A vital feature of green infrastructure is that it is multifunctional. Many functions that seem to be only environmental or social may have significant economic consequences. For example, a project that aims to improve visitors' experience in a city centre may focus on planting trees to make the surroundings more attractive. However, the trees will have other benefits too, such as helping to mitigate the effects of storm water run-off and minimising the urban heat island effect.
Sometimes more complex approaches can be used. In areas of high flood risk, for example, green infrastructure can be used in upstream water catchment areas to mitigate increased reliance on pipes and sewers downstream.
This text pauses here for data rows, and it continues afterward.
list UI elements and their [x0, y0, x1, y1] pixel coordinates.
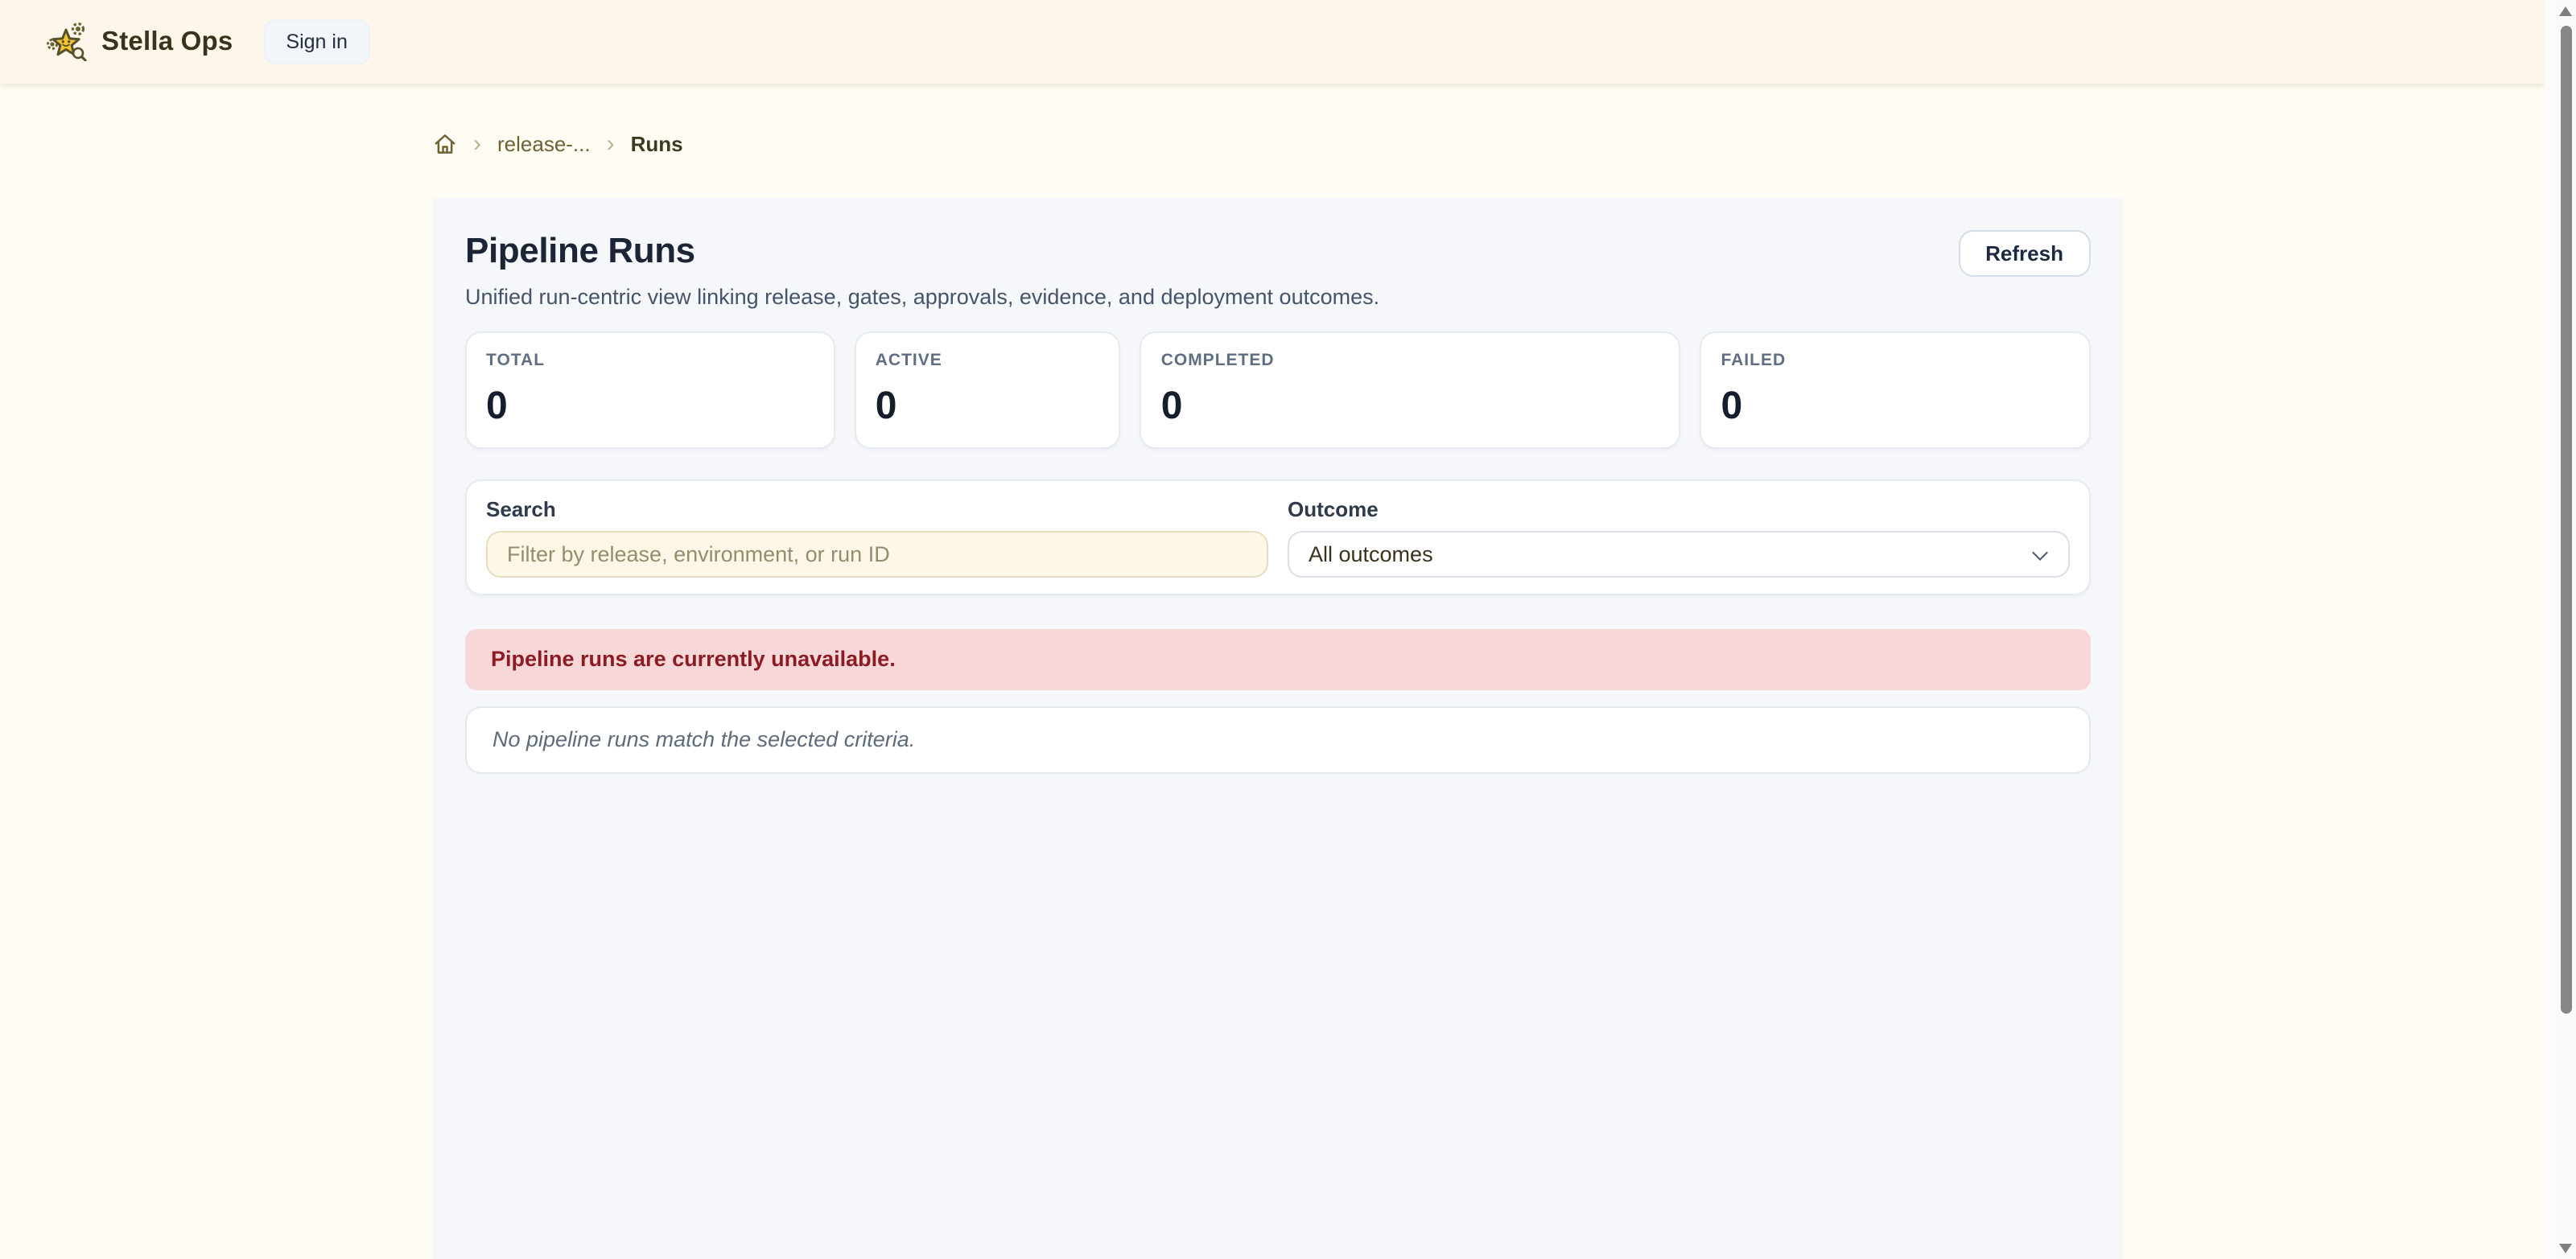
stat-value: 0 — [1721, 383, 2070, 430]
stat-value: 0 — [1161, 383, 1660, 430]
star-mascot-icon — [45, 23, 87, 61]
outcome-select[interactable]: All outcomes — [1288, 531, 2070, 578]
stat-card-completed: COMPLETED 0 — [1140, 331, 1681, 449]
stat-label: FAILED — [1721, 351, 2070, 372]
outcome-label: Outcome — [1288, 497, 2070, 521]
stat-card-total: TOTAL 0 — [465, 331, 835, 449]
home-icon — [433, 132, 457, 156]
stat-label: TOTAL — [486, 351, 814, 372]
page-head: Pipeline Runs Unified run-centric view l… — [465, 230, 2091, 312]
stat-value: 0 — [876, 383, 1100, 430]
app-header: Stella Ops Sign in — [0, 0, 2544, 84]
stat-card-failed: FAILED 0 — [1700, 331, 2091, 449]
pipeline-runs-panel: Pipeline Runs Unified run-centric view l… — [433, 198, 2123, 1259]
scroll-down-arrow-icon[interactable] — [2558, 1243, 2571, 1253]
search-label: Search — [486, 497, 1268, 521]
breadcrumb-separator: › — [607, 132, 615, 156]
chevron-down-icon — [2032, 545, 2048, 561]
page-head-text: Pipeline Runs Unified run-centric view l… — [465, 230, 1379, 312]
vertical-scrollbar — [2544, 0, 2576, 1259]
breadcrumb-parent-link[interactable]: release-... — [497, 132, 591, 156]
page-title: Pipeline Runs — [465, 230, 1379, 272]
stat-label: ACTIVE — [876, 351, 1100, 372]
filter-card: Search Outcome All outcomes — [465, 479, 2091, 595]
app-viewport: Stella Ops Sign in › release-... › Runs — [0, 0, 2576, 1259]
page-subtitle: Unified run-centric view linking release… — [465, 283, 1379, 312]
breadcrumb-home-link[interactable] — [433, 132, 457, 156]
scrollbar-thumb[interactable] — [2560, 26, 2571, 1014]
outcome-selected-value: All outcomes — [1309, 542, 1433, 566]
refresh-button[interactable]: Refresh — [1958, 230, 2091, 277]
brand-name: Stella Ops — [101, 27, 233, 57]
stat-label: COMPLETED — [1161, 351, 1660, 372]
outcome-field-group: Outcome All outcomes — [1288, 497, 2070, 578]
content-column: › release-... › Runs Pipeline Runs Unifi… — [433, 132, 2123, 1259]
page: Stella Ops Sign in › release-... › Runs — [0, 0, 2544, 1259]
empty-state-message: No pipeline runs match the selected crit… — [465, 706, 2091, 774]
search-input[interactable] — [486, 531, 1268, 578]
sign-in-button[interactable]: Sign in — [263, 19, 369, 64]
error-banner: Pipeline runs are currently unavailable. — [465, 629, 2091, 690]
scroll-up-arrow-icon[interactable] — [2558, 6, 2571, 16]
breadcrumb-current: Runs — [631, 132, 683, 156]
stat-value: 0 — [486, 383, 814, 430]
stat-card-active: ACTIVE 0 — [855, 331, 1121, 449]
breadcrumb: › release-... › Runs — [433, 132, 2123, 156]
search-field-group: Search — [486, 497, 1268, 578]
stats-row: TOTAL 0 ACTIVE 0 COMPLETED 0 FAILED 0 — [465, 331, 2091, 449]
breadcrumb-separator: › — [473, 132, 481, 156]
Natural tourism covers a host of activities - from the quiet enjoyment of tranquil landscapes to the energy of adrenalin-fuelled sports like rock climbing and sailing.
If the offer is good enough to encourage people to holiday within the UK rather than travel abroad, there is a double benefit through the reduction in CO2 emissions.
The Northwest's wetlands and coast are particularly suited for natural tourism development. Wetlands are critical for the functioning of the natural landscape, providing ecosystem services for wildlife and society.
The area around Morecambe Bay, for example, hosts a mosaic wetland with an exceptional range of biodiversity, including the last viable population of high brown fritillary butterflies.
Biodiversity makes business sense, as a pioneering project run by NENW in Cumbria has shown. Thanks to the Natural Benefits for Business (NB4B) project, commercial ventures across Cumbria discovered that simple and inexpensive changes in working practices could have lasting benefits not only for wildlife but also for their business. In total, 66 businesses took part and received advice from Cumbria Rural Enterprise Agency, supported by the Cumbria Biodiversity Partnership, on how they could boost biodiversity within their enterprise.
NENW has been involved in green roofing projects in Liverpool and Greater Manchester. As well as producing environmental benefits such as enhanced biodiversity, reduced storm water runoff and better flood risk management, green roofs have other advantages.
Unicorn Grocery in Manchester, for example, achieved 25% reductions in fuel bills and 10% cuts in water rates, while a green roof on a new business development in Piccadilly Basin was built using construction rubble which would otherwise have had to be carted off-site.
South Solway Peatlands: The Northwest's wetlands are not only a vital natural resource, but are also vital to the region's economy. They act as a store for carbon, they attract tourists, and they support rural communities.
The South Solway Peatlands provide an example of how effective environmental management also creates economic value. The peatlands, between the hills of the Lake District and the Solway estuary, help to alleviate coastal erosion and the possible effects of rising sea levels. The area is a natural 'carbon store' whose community and economic benefit to the region has been calculated at £481,000 annually.
The Northwest approach towards understanding green infrastructure provides a comprehensive process and framework for relating the planning, creation and management of natural environments to social and economic benefits. It offers a way of combining the economy, sustainable communities, quality of place and ecosystem services agendas.
It is important to recognise this because the traditional measure of economic success – Gross Value Added (GVA) – fails to adequately record the contribution of the natural environment. Green Infrastructure (which involves working with biodiversity, landscape, environmental protection and the use of natural resources) contributes directly to GVA, helps create the conditions for growth, contributes to the wider benefits of quality of place and life, increases economic security and provides the underpinning ecosystem services for future sustainability.